When Emily Li Mandri ’09 found herself contemplating life after Hopkins during January of her senior year, she considered going to graduate school for art history or possibly getting an entry-level job in the arts. Neither option seemed right at the time. Then the idea struck her: "Maybe I can make something."

So the art history major who had long hand painted T-shirts for friends as gifts, rented a booth at Hopkins’ Spring Fair for $100, taught herself how to silk screen, and spent about a month working in her off-campus apartment screening colorful images and geometric patterns onto 30 shirts.

Li Mandri showed up at Spring Fair on a Friday thinking she had enough stock for three days. She was wrong. The $30 shirts sold out within hours and she found herself silk-screening around the clock to keep up. By the time the fair ended on Sunday, the exhausted undergraduate knew that she hadn’t just made a bunch of shirts, she had made a business—and her company, Natty Paint, was born.

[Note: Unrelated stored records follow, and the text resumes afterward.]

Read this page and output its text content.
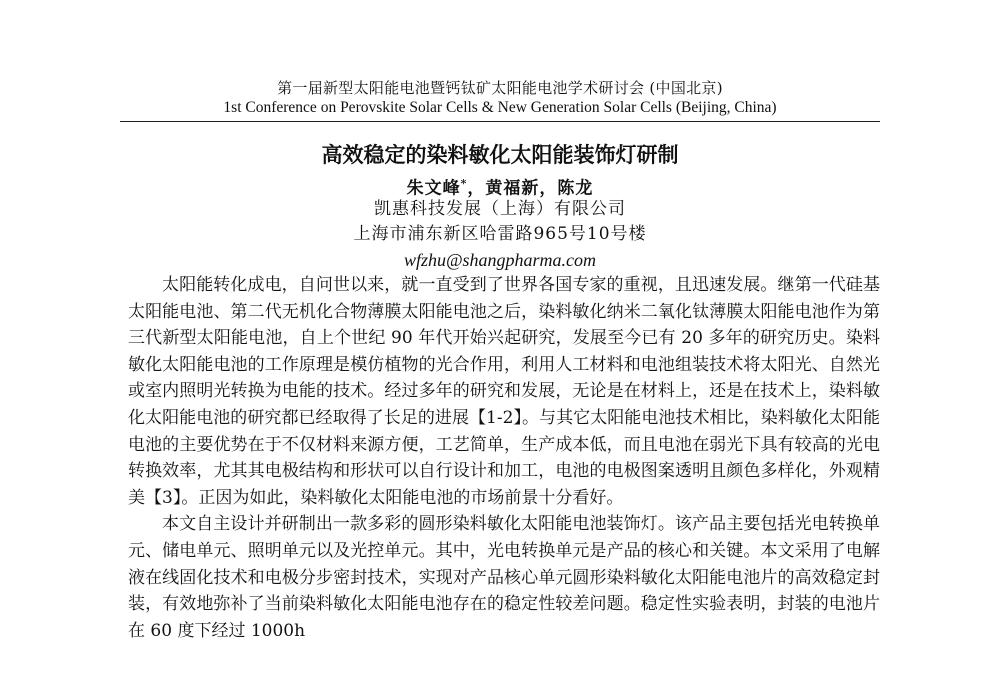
第一届新型太阳能电池暨钙钛矿太阳能电池学术研讨会 (中国北京)
1st Conference on Perovskite Solar Cells & New Generation Solar Cells (Beijing, China)
高效稳定的染料敏化太阳能装饰灯研制
朱文峰*，黄福新，陈龙
凯惠科技发展（上海）有限公司
上海市浦东新区哈雷路965号10号楼
wfzhu@shangpharma.com

太阳能转化成电，自问世以来，就一直受到了世界各国专家的重视，且迅速发展。继第一代硅基太阳能电池、第二代无机化合物薄膜太阳能电池之后，染料敏化纳米二氧化钛薄膜太阳能电池作为第三代新型太阳能电池，自上个世纪 90 年代开始兴起研究，发展至今已有 20 多年的研究历史。染料敏化太阳能电池的工作原理是模仿植物的光合作用，利用人工材料和电池组装技术将太阳光、自然光或室内照明光转换为电能的技术。经过多年的研究和发展，无论是在材料上，还是在技术上，染料敏化太阳能电池的研究都已经取得了长足的进展【1-2】。与其它太阳能电池技术相比，染料敏化太阳能电池的主要优势在于不仅材料来源方便，工艺简单，生产成本低，而且电池在弱光下具有较高的光电转换效率，尤其其电极结构和形状可以自行设计和加工，电池的电极图案透明且颜色多样化，外观精美【3】。正因为如此，染料敏化太阳能电池的市场前景十分看好。

本文自主设计并研制出一款多彩的圆形染料敏化太阳能电池装饰灯。该产品主要包括光电转换单元、储电单元、照明单元以及光控单元。其中，光电转换单元是产品的核心和关键。本文采用了电解液在线固化技术和电极分步密封技术，实现对产品核心单元圆形染料敏化太阳能电池片的高效稳定封装，有效地弥补了当前染料敏化太阳能电池存在的稳定性较差问题。稳定性实验表明，封装的电池片在 60 度下经过 1000h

Today the company is booming. Li Mandri expanded to three fashion lines, including one featuring vintage clothing that she tailors and silk-screens, and a line of contemporary original designs. Her label, named as a nod to the nickname for Baltimore’s National Bohemian beer and the 18th-century term for "fashionable," is available at a number of small boutiques across the country and worn by performers including Rye Rye, MIA, and Animal Collective.

The self-taught seamstress and fashion designer relocated from Baltimore to Brooklyn, N.Y., last year and spent this winter working on an original 36-piece clothing line that includes such items as a wool bomber jacket embellished with a gold foil design that she hopes will be available in stores like Nordstrom, Bloomingdale’s, and Urban Outfitters come fall.

"Silk screening has definitely been associated with crafty clothing, but that’s not what I’m going for," says Li Mandri, 23, who just started an MBA program at NYU’s Stern School of Business. "I’m looking to be high fashion, to make things that will be taken more seriously than just a whimsical T-shirt. I want people to see my clothing and think it’s unique."

Li Mandri, who minored in entrepreneurship and management, Italian, and psychology, gives a nod to Baltimore’s vibrant arts scene for helping to foster her creativity and credits Hopkins for teaching her how to channel and develop her interests.

However, she admits her non-traditional fashion background comes as a surprise to some. "People see what I’m doing and think I’ve been to school for fashion and I’ve been trained to do this," she says. "Then when I explain that I taught myself, and I went to an amazing school where my education helped me be driven and keep myself busy and manage my time. [Then] they see how my ambition translates really well into what I’m doing now."